Now the National Labor Relations Board has created an excellent new website www.nlrb.gov/concerted-activity to help us know what constitutes such ‘concerted action’.

If you know of a worker/s who would like advice on how to act in ‘concert’ with other workers (or if you are such a worker yourself!), please feel free to contact the Workers Rights Hotline at 607-269-0409 or send an email to TCWRH@tcworkerscenter.org. All such inquiries are kept strictly confidential.

June 18, 2012
Office of Public Affairs

The National Labor Relations Board today made public a webpage that describes the rights of employees to act together for their mutual aid and protection, even if they are not in a union.

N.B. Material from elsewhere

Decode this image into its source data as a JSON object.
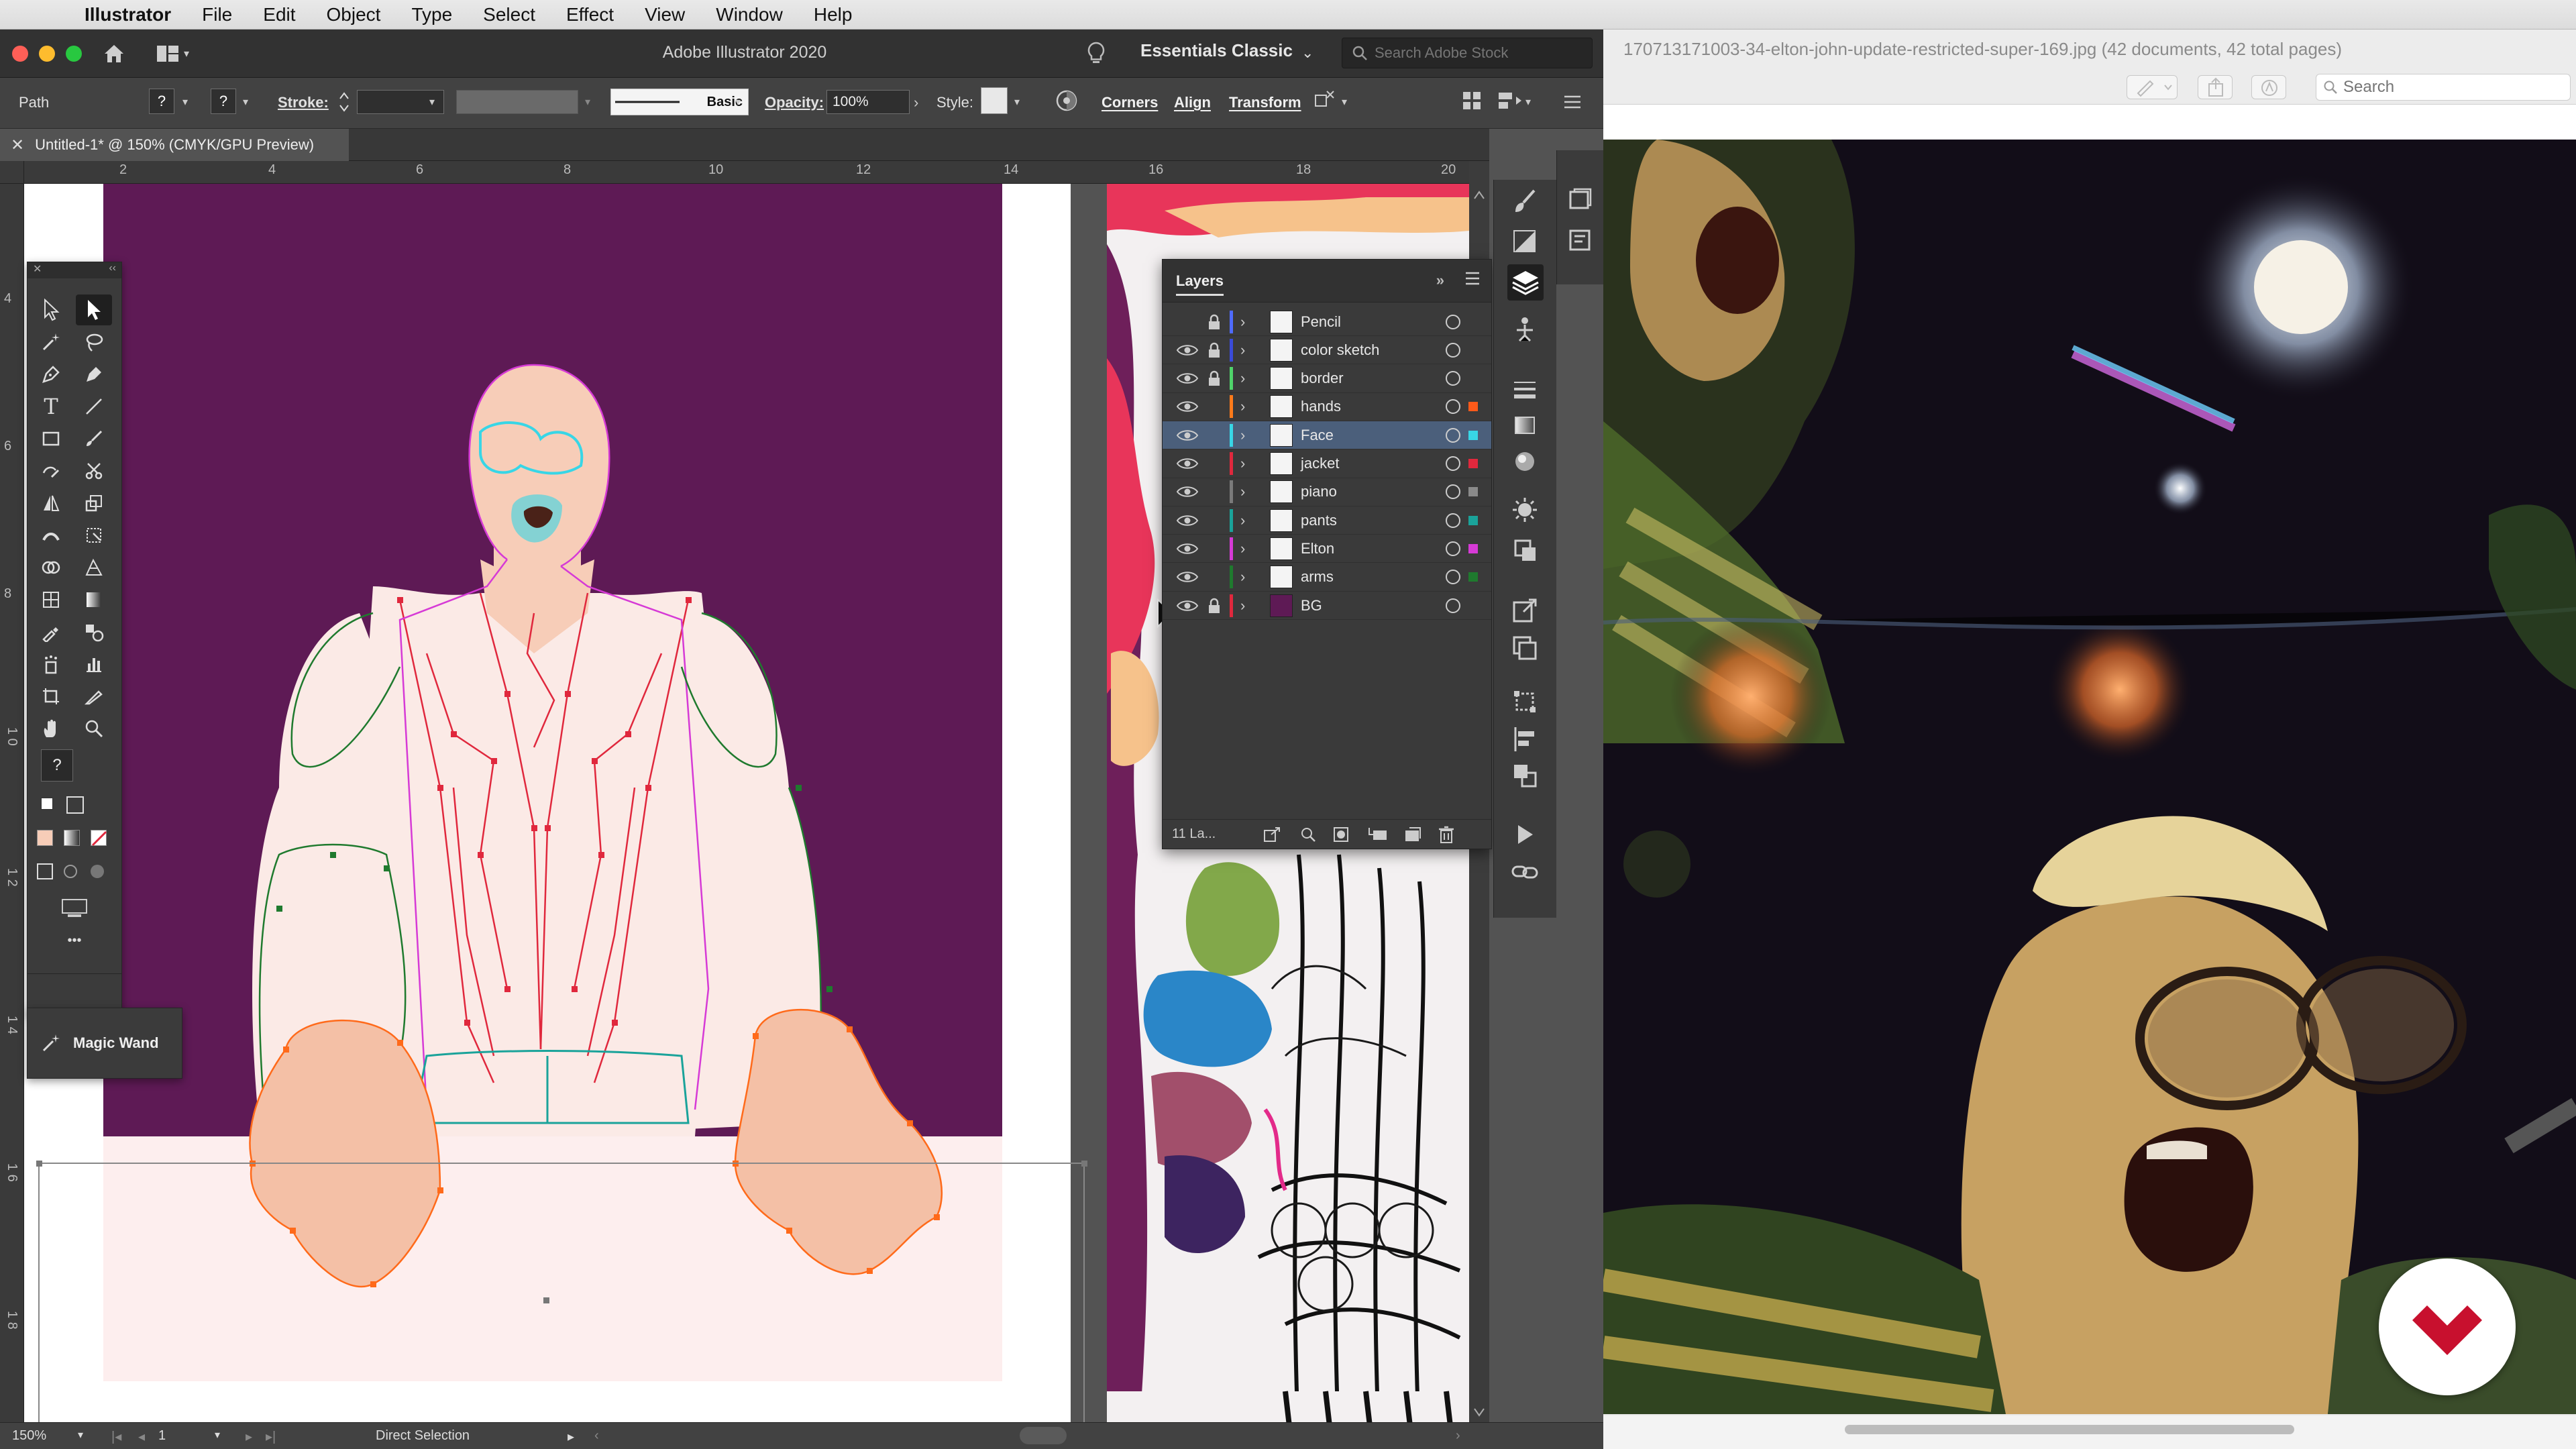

The page, at www.nlrb.gov/concerted-activity, tells the stories of more than a dozen recent cases involving protected concerted activity, which can be viewed by clicking points on a map. Among the cases: A construction crew fired after refusing to work in the rain near exposed electrical wires; a customer service representative who lost her job after discussing her wages with a coworker; an engineer at a vegetable packing plant fired after reporting safety concerns affecting other employees; a paramedic fired after posting work-related grievances on Facebook; and poultry workers fired after discussing their grievances with a newspaper reporter.

Some cases were quickly settled after charges were filed, while others progressed to a Board decision or to federal appellate courts. They were selected to show a variety of situations, but they have in common a finding at some point in the NLRB process that the activity that the employees undertook was protected under federal labor law.

The right to engage in certain types of concerted activity was written into the original 1935 National Labor Relations Act’s Section 7, which states that: “Employees shall have the right to self-organization, to form, join, or assist labor organizations, to bargain collectively through representatives of their own choosing, and to engage in other concerted activities for the purpose of collective bargaining or other mutual aid or protection, and shall also have the right to refrain from any or all such activities.”

That right has been upheld in numerous decisions by appellate courts and by the U.S. Supreme Court over the years. Non-union concerted activity accounts for more than 5% of the agency’s recent caseload.

“A right only has value when people know it exists,” said NLRB Chairman Mark Gaston Pearce. “We think the right to engage in protected concerted activity is one of the best kept secrets of the National Labor Relations Act, and more important than ever in these difficult economic times. Our hope is that other workers will see themselves in the cases we’ve selected and understand that they do have strength in numbers.”